Infine, suggeriamo l’applicazione di più algoritmi, alcuni più semplici e altri più evoluti e complessi
per avere una base più ampia su cui operare la scelta.
La fase di modellazione comporta, oltre alla scelta dell’algoritmo, anche il training dell’algoritmo
stesso. Per training intendiamo l’operazione tramite la quale l’algoritmo impara dai dati.
Nel caso di algoritmi supervisionati (di classificazione o regressione) l’algoritmo tenta di ricavare
dal dataset di training le relazioni tra le variabili di input e la variabile di output.
Negli algoritmi non supervisionati la fase di training riguarda l’estrazione di regole di associazione
o la creazione di raggruppamenti che includano elementi del dataset simili tra loro.
In ogni caso, la fase di training deve essere seguita da un processo di valutazione che, in
particolare per gli algoritmi supervisionati, dovrebbe essere effettuata su un dataset diverso da
quello su cui è stato effettuato il training.
Le fasi di modellazione e di valutazione sono tipicamente eseguite più volte al fine di trovare
l’algoritmo ottimale e il set di parametri che garantisce la miglior performance predittiva.

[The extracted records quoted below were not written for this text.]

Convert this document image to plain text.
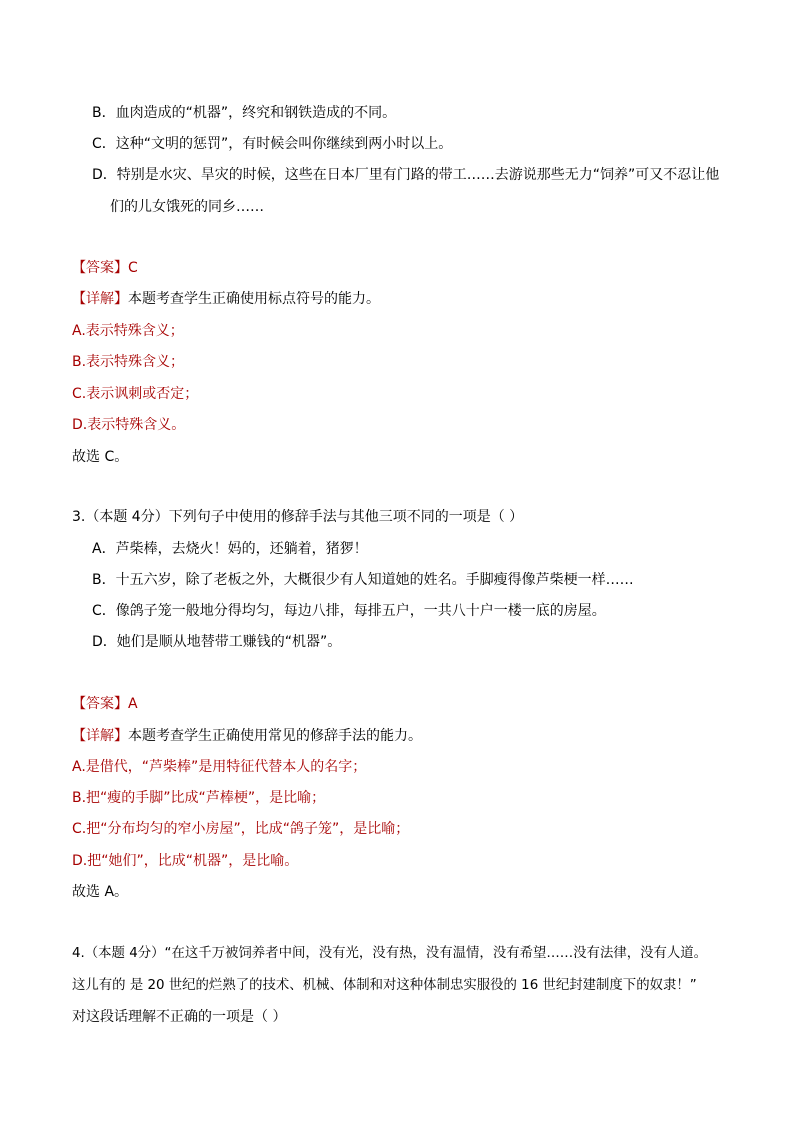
B．血肉造成的“机器”，终究和钢铁造成的不同。
C．这种“文明的惩罚”，有时候会叫你继续到两小时以上。
D．特别是水灾、旱灾的时候，这些在日本厂里有门路的带工……去游说那些无力“饲养”可又不忍让他
们的儿女饿死的同乡……
【答案】C
【详解】本题考查学生正确使用标点符号的能力。
A.表示特殊含义；
B.表示特殊含义；
C.表示讽刺或否定；
D.表示特殊含义。
故选 C。
3.（本题 4分）下列句子中使用的修辞手法与其他三项不同的一项是（ ）
A．芦柴棒，去烧火！妈的，还躺着，猪猡！
B．十五六岁，除了老板之外，大概很少有人知道她的姓名。手脚瘦得像芦柴梗一样……
C．像鸽子笼一般地分得均匀，每边八排，每排五户，一共八十户一楼一底的房屋。
D．她们是顺从地替带工赚钱的“机器”。
【答案】A
【详解】本题考查学生正确使用常见的修辞手法的能力。
A.是借代，“芦柴棒”是用特征代替本人的名字；
B.把“瘦的手脚”比成“芦棒梗”，是比喻；
C.把“分布均匀的窄小房屋”，比成“鸽子笼”，是比喻；
D.把“她们”，比成“机器”，是比喻。
故选 A。
4.（本题 4分）“在这千万被饲养者中间，没有光，没有热，没有温情，没有希望……没有法律，没有人道。
这儿有的 是 20 世纪的烂熟了的技术、机械、体制和对这种体制忠实服役的 16 世纪封建制度下的奴隶！”
对这段话理解不正确的一项是（ ）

La documentazione da produrre riguarda la descrizione dell’algoritmo utilizzato nella costruzione


del modello o dei modelli alternativi e le eventuali variazioni effettuate ai parametri nelle
diverse iterazioni.

5 Evaluation

Come elemento aggiuntivo della metodologia, consigliamo la valutazione dei modelli sia con gli
strumenti tradizionali (matrice di confusione, curva ROC, ecc.) sia attraverso parametri economici.
In questa fase la documentazione riguarda:
• Metriche di valutazione per ciascun modello.
• Grafici ROC /Lift/ Gain chart oppure metriche per le regressioni o il clustering.
• Valutazione in base ai dati economici del business.

6 Deployment

La fase di deployment segna l’inizio dell’utilizzo reale del modello da parte degli utenti aziendali.
Essa include anche l’integrazione del modello con i sistemi esistenti: la raccolta dati, la loro
preparazione e l’elaborazione attraverso il modello devono essere automatizzati.

Puntualizziamo che l’integrazione con i sistemi esistenti è fondamentale per il pieno utilizzo del
modello. Non è pensabile, infatti, che in presenza di nuovi dati, gli utenti (o il data scientist)
debbano ripetere manualmente l’intero percorso di preparazione del dataset.
La documentazione di questa fase riguarda:
Il piano di messa in produzione del modello (risorse, azioni da compiere).

7 Monitoring e Feedback

Un altro aspetto da considerare è il monitoraggio delle performance predittive, passaggio


necessario per ottenere un feedback ed eventualmente per operare una revisione del processo di
predictive analytics.
Il feedback consiste nell’analisi dei risultati ottenuti tramite l’applicazione reale del modello. Tali
risultati possono condurre a due possibili azioni alternative: la nuova applicazione del modello nel
periodo futuro oppure la revisione del modello, poiché i risultati attesi non sono coerenti con le
aspettative.
La documentazione di questa fase è relativa al confronto tra i risultati previsti dal modello e quelli
ottenuti nella realtà e registrati attraverso la fase di monitoraggio.

Identifichiamo due tipi di iterazioni: un primo tipo è dovuto alle attività di testing del modello e
riguarda le fasi di preparazione dei dati, scelta dell’algoritmo e valutazione. La seconda iterazione
è dovuta a revisioni del modello a seguito di un feedback negativo.